We have 45kg BP gas bottles (tall ones) and we believe one is empty.

We can't find any way to find out for sure, apart from the gas stopped.

We are now using the other bottle.

Therefore we need to find a seller of these in the Altura area to get the empty one replaced. No idea how long these last for, so need to get this sorted asap.

Obviously due to their size, we need delivery to our storage unit behind the villa that we are renting.

Any thoughts?


----------



## canoeman (Mar 3, 2011)

Can't your landlord or agent tell you, who's responsibility to replace if it's empty? is there a note/card in storage area, generally is especially on large ones as they'll only replace if storage, piping etc ok and legal.


----------



## IanW (Jun 30, 2012)

no note.

Have contacted our maintenance chap, as to where to buy, but not getting anywhere.

All we were told was there was a bottle and a half.

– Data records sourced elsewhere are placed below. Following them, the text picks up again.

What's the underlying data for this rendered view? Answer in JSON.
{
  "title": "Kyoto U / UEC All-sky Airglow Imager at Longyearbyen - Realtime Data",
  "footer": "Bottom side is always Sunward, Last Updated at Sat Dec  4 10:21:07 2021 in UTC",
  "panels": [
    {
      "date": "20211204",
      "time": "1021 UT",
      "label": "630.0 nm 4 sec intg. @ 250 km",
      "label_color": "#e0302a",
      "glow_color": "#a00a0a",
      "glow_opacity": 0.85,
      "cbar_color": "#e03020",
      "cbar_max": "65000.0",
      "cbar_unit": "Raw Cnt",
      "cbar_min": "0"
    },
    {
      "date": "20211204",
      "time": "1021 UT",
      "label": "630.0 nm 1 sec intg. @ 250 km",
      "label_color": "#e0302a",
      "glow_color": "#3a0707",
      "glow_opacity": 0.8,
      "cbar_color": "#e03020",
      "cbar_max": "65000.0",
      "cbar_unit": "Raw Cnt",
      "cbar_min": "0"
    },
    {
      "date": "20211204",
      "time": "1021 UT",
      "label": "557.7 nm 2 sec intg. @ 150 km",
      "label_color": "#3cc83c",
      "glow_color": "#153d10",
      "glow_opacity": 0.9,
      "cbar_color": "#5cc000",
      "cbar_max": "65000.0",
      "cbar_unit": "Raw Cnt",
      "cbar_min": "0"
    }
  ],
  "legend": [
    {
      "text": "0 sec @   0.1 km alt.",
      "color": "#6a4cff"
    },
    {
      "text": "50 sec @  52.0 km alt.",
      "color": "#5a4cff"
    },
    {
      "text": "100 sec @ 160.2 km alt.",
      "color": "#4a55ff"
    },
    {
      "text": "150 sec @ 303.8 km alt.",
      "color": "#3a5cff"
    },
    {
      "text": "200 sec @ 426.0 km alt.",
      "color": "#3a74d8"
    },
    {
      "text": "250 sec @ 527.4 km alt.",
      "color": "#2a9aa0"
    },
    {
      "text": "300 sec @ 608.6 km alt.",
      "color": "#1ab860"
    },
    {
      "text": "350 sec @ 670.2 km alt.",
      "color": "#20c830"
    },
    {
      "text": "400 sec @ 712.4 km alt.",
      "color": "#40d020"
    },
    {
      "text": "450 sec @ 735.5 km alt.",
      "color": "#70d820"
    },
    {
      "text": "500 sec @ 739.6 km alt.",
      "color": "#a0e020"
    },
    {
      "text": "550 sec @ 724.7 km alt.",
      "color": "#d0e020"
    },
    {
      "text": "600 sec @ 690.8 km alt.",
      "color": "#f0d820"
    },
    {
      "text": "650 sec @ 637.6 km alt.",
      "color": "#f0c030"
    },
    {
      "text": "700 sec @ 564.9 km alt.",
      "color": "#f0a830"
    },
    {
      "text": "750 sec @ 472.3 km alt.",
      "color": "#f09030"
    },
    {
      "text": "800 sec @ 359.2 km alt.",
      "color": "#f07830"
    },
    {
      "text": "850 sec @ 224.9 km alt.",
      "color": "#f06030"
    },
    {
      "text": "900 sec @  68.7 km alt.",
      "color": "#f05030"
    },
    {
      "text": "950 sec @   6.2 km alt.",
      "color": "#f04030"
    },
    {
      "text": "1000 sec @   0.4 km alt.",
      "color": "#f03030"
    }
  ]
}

Well the 'half' has now gone, and we need the gas for the heating.

So assume we will need regular deliveries over the winter.

Still probably much cheaper than heating via the air con!


----------



## siobhanwf (Mar 20, 2009)

Realgas - Comércio e Transporte de Gás Lda.
Rua Camilo Castelo Branco, 58 A
8900-253 Vila Real de Santo António

Tel: 281511940
E-mail: [email protected] 
CASTRO MARIM:
- Altura
- Azinhal
- Castro Marim
- Odeleite


----------



## canoeman (Mar 3, 2011)

You might find *not* bottled gas for central heating is expensive as boilers are no where near efficient nor is insulation a major consideration

Thought this was Castro Marim well done Siobhan


----------